HMRC should eliminate the perceived tax risks of enabling small suppliers to access employee assistance programmes. Large businesses with complex supply chains are often well-placed to help their smaller suppliers access employee assistance and other health programmes – not least when they already supply these for their own workers. There is no lack of willing among many firms, but there is a concern that by doing so they could be creating a tax risk or a legal employment relationship. This concern is likely to be unfounded, but to ensure this does not prevent positive supply chain efforts, HMRC should make clear that this activity will not create a tax risk.

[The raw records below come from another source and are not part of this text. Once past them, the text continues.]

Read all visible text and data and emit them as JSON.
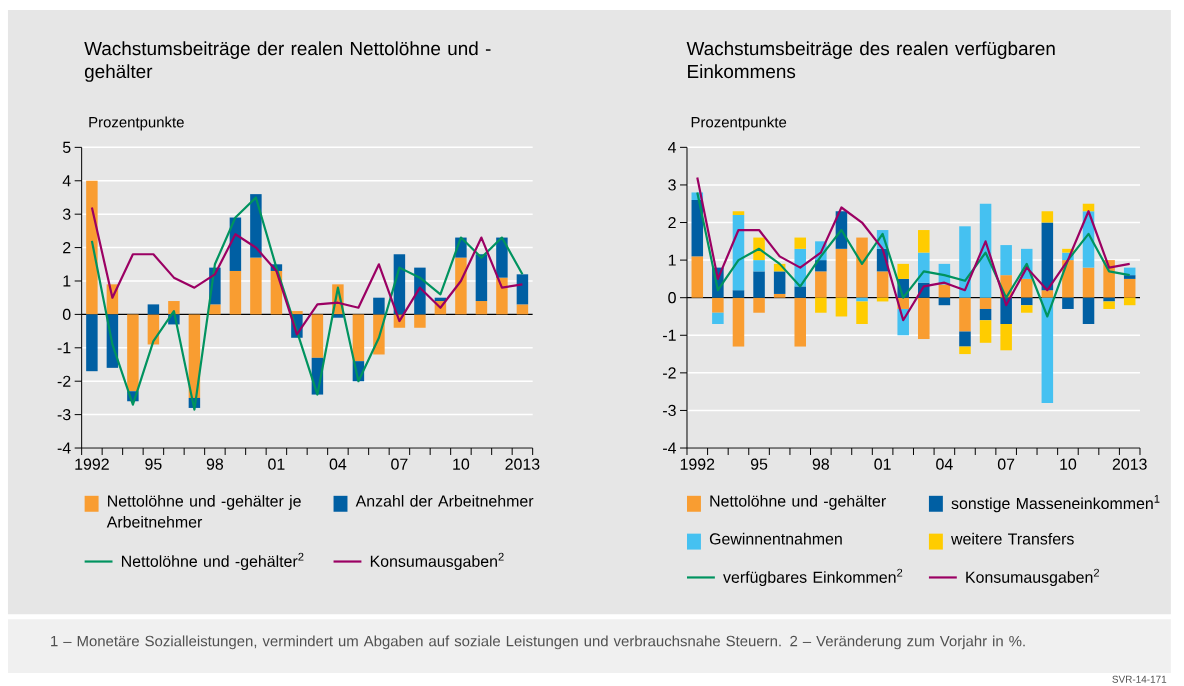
{
  "chart_data": [
    {
      "type": "bar",
      "title": "Wachstumsbeiträge der realen Nettolöhne und -gehälter",
      "ylabel": "Prozentpunkte",
      "categories": [
        "1992",
        null,
        null,
        "95",
        null,
        null,
        "98",
        null,
        null,
        "01",
        null,
        null,
        "04",
        null,
        null,
        "07",
        null,
        null,
        "10",
        null,
        null,
        "2013"
      ],
      "stacked": true,
      "ylim": [
        -4,
        5
      ],
      "yticks": [
        -4,
        -3,
        -2,
        -1,
        0,
        1,
        2,
        3,
        4,
        5
      ],
      "grid": "y",
      "legend": "bottom",
      "marker": "none",
      "series": [
        {
          "name": "Nettolöhne und -gehälter je Arbeitnehmer",
          "color": "#f99d31",
          "values": [
            4.0,
            0.9,
            -2.3,
            -0.9,
            0.4,
            -2.5,
            0.3,
            1.3,
            1.7,
            1.3,
            0.1,
            -1.3,
            0.9,
            -1.4,
            -1.2,
            -0.4,
            -0.4,
            0.4,
            1.7,
            0.4,
            1.1,
            0.3
          ]
        },
        {
          "name": "Anzahl der Arbeitnehmer",
          "color": "#005fa3",
          "values": [
            -1.7,
            -1.6,
            -0.3,
            0.3,
            -0.3,
            -0.3,
            1.1,
            1.6,
            1.9,
            0.2,
            -0.7,
            -1.1,
            -0.1,
            -0.6,
            0.5,
            1.8,
            1.4,
            0.1,
            0.6,
            1.4,
            1.2,
            0.9
          ]
        },
        {
          "name": "Nettolöhne und -gehälter$^{2}$",
          "type": "line",
          "color": "#00935f",
          "values": [
            2.2,
            -0.9,
            -2.7,
            -0.8,
            0.1,
            -2.85,
            1.5,
            2.9,
            3.5,
            1.4,
            -0.5,
            -2.4,
            0.8,
            -2.0,
            -0.7,
            1.4,
            1.1,
            0.6,
            2.3,
            1.7,
            2.3,
            1.2
          ]
        },
        {
          "name": "Konsumausgaben$^{2}$",
          "type": "line",
          "color": "#9b0063",
          "values": [
            3.2,
            0.5,
            1.8,
            1.8,
            1.1,
            0.8,
            1.2,
            2.4,
            2.0,
            1.3,
            -0.6,
            0.3,
            0.35,
            0.2,
            1.5,
            -0.2,
            0.8,
            0.2,
            1.0,
            2.3,
            0.8,
            0.9
          ]
        }
      ]
    },
    {
      "type": "bar",
      "title": "Wachstumsbeiträge des realen verfügbaren Einkommens",
      "ylabel": "Prozentpunkte",
      "categories": [
        "1992",
        null,
        null,
        "95",
        null,
        null,
        "98",
        null,
        null,
        "01",
        null,
        null,
        "04",
        null,
        null,
        "07",
        null,
        null,
        "10",
        null,
        null,
        "2013"
      ],
      "stacked": true,
      "ylim": [
        -4,
        4
      ],
      "yticks": [
        -4,
        -3,
        -2,
        -1,
        0,
        1,
        2,
        3,
        4
      ],
      "grid": "y",
      "legend": "bottom",
      "marker": "none",
      "series": [
        {
          "name": "Nettolöhne und -gehälter",
          "color": "#f99d31",
          "values": [
            1.1,
            -0.4,
            -1.3,
            -0.4,
            0.1,
            -1.3,
            0.7,
            1.3,
            1.6,
            0.7,
            -0.3,
            -1.1,
            0.35,
            -0.9,
            -0.3,
            0.6,
            0.5,
            0.2,
            1.0,
            0.8,
            1.0,
            0.5
          ]
        },
        {
          "name": "sonstige Masseneinkommen$^{1}$",
          "color": "#005fa3",
          "values": [
            1.5,
            0.8,
            0.2,
            0.7,
            0.6,
            0.3,
            0.3,
            1.0,
            0.0,
            0.6,
            0.5,
            0.4,
            -0.2,
            -0.4,
            -0.3,
            -0.7,
            -0.2,
            1.8,
            -0.3,
            -0.7,
            -0.1,
            0.1
          ]
        },
        {
          "name": "Gewinnentnahmen",
          "color": "#45c1f1",
          "values": [
            0.2,
            -0.3,
            2.0,
            0.3,
            0.0,
            1.0,
            0.5,
            0.0,
            -0.1,
            0.5,
            -0.7,
            0.8,
            0.55,
            1.9,
            2.5,
            0.8,
            0.8,
            -2.8,
            0.2,
            1.5,
            0.0,
            0.2
          ]
        },
        {
          "name": "weitere Transfers",
          "color": "#ffcc00",
          "values": [
            0.0,
            0.0,
            0.1,
            0.6,
            0.2,
            0.3,
            -0.4,
            -0.5,
            -0.6,
            -0.1,
            0.4,
            0.6,
            0.0,
            -0.2,
            -0.6,
            -0.7,
            -0.2,
            0.3,
            0.1,
            0.2,
            -0.2,
            -0.2
          ]
        },
        {
          "name": "verfügbares Einkommen$^{2}$",
          "type": "line",
          "color": "#00935f",
          "values": [
            2.8,
            0.2,
            1.0,
            1.3,
            0.9,
            0.3,
            1.1,
            1.8,
            0.9,
            1.7,
            0.0,
            0.7,
            0.6,
            0.45,
            1.2,
            0.0,
            0.9,
            -0.5,
            1.0,
            1.7,
            0.7,
            0.6
          ]
        },
        {
          "name": "Konsumausgaben$^{2}$",
          "type": "line",
          "color": "#9b0063",
          "values": [
            3.2,
            0.5,
            1.8,
            1.8,
            1.1,
            0.8,
            1.2,
            2.4,
            2.0,
            1.3,
            -0.6,
            0.3,
            0.4,
            0.2,
            1.5,
            -0.2,
            0.8,
            0.2,
            1.0,
            2.3,
            0.8,
            0.9
          ]
        }
      ],
      "annotations": [
        "1 – Monetäre Sozialleistungen, vermindert um Abgaben auf soziale Leistungen und verbrauchsnahe Steuern.  2 – Veränderung zum Vorjahr in %.",
        "SVR-14-171"
      ]
    }
  ]
}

DWP should publish the findings from its testing and evaluation of the subsidy for SMEs and the self-employed within the next six months, and implement a subsidy within 24 months. The Government has committed to testing and evaluating an occupational health subsidy for the self-employed and small businesses, following the work of the Occupational Health Expert Working Group. The Government accepts and advocates the need for greater access to occupational health among these groups, so should implement these commitments without delay.

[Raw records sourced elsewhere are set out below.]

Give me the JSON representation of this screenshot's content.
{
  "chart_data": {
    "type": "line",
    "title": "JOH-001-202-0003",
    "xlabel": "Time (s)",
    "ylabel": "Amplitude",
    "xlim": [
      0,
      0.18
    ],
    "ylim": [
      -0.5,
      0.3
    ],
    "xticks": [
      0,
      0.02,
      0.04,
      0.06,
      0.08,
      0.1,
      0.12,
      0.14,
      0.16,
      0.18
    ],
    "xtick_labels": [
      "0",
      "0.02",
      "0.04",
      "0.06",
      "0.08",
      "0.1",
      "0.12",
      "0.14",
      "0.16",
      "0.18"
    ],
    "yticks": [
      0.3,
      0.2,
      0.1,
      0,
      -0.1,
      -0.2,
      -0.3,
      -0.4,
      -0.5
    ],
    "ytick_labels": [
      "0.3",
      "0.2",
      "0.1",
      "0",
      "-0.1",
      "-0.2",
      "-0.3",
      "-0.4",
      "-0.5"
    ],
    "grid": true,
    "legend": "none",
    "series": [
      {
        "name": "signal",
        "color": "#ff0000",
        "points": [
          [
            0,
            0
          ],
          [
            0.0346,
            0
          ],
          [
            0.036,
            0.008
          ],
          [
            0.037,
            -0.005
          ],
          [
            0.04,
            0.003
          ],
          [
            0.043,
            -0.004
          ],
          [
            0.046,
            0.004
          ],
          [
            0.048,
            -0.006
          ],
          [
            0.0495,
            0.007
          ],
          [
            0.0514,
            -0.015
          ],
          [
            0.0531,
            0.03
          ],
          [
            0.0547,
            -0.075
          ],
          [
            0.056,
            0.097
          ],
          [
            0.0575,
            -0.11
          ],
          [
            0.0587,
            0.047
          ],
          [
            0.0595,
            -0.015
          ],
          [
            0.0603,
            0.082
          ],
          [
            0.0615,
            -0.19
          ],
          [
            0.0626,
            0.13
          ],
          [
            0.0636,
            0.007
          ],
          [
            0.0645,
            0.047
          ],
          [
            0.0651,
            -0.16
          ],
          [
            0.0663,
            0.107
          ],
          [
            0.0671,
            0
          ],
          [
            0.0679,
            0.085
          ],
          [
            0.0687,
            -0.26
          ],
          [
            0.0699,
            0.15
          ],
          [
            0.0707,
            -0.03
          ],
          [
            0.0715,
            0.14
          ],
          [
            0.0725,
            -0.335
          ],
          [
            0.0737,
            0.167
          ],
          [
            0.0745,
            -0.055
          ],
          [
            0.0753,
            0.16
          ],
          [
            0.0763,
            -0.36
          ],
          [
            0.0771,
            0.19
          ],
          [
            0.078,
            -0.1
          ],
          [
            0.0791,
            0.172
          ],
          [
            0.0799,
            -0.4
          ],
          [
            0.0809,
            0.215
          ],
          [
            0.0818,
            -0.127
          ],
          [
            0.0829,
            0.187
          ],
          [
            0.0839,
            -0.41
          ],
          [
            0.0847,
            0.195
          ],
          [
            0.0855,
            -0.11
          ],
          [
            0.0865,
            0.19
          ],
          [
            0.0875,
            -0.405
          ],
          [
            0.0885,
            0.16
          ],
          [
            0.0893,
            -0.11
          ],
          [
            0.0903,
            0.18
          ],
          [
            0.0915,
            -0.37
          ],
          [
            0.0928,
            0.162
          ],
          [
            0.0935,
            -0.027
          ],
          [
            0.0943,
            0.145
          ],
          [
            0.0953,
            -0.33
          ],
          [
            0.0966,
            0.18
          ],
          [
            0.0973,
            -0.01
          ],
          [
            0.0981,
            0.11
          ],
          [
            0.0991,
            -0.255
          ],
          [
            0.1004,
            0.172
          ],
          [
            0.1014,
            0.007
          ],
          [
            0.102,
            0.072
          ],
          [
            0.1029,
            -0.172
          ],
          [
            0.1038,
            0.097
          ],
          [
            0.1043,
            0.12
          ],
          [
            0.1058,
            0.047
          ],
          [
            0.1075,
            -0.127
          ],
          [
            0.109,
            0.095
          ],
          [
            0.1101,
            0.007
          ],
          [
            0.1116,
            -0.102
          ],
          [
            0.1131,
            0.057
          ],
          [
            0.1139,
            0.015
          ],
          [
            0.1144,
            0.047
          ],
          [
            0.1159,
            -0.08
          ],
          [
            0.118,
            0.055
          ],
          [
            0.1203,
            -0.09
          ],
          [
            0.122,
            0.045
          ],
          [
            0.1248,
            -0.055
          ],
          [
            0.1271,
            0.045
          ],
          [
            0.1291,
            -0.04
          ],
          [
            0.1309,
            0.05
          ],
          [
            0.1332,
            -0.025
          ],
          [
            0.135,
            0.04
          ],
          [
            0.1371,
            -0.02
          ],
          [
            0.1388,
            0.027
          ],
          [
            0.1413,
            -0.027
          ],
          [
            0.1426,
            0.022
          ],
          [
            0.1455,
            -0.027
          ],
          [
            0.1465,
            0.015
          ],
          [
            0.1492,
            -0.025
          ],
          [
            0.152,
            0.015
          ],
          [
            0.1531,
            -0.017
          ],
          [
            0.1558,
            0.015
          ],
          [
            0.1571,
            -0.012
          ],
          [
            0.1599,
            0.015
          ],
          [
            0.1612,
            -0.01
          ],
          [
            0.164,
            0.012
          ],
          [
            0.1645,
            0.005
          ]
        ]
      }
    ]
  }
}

Innovate UK should support occupational health disruptors, especially those which specialise in the small business market. Large organisations with a higher number of employees are often the focus for OH businesses, even though some smaller OH providers specialise in working with small businesses. There is a gap in the market for a specific service aimed at small businesses that might need less frequent support, and the Government should consider supporting disrupters in this market through Innovate UK.

50-plus workers

For workers over 50, ill health, and disability are not synonymous. However, health is known to be a significant reason as to why workers aged 50-64 leave the labour market early, as the prevalence of long-term health conditions and disability increases with age. The TUC reports that one in eight workers will leave the workforce before retirement age due to ill health or disability. 

Key recommendation:

The UK Government (England) should implement the 50-plus choices employer taskforce recommendation for the Department of Health and Social Care and NHS-led implementation of a more holistic view of the menopause transition by clinicians in England. This more holistic view would focus not only on the immediate clinical response, but would also encompass mental health and long-term wellbeing. This should also be expanded to include a specific focus on the impact the menopause has on work.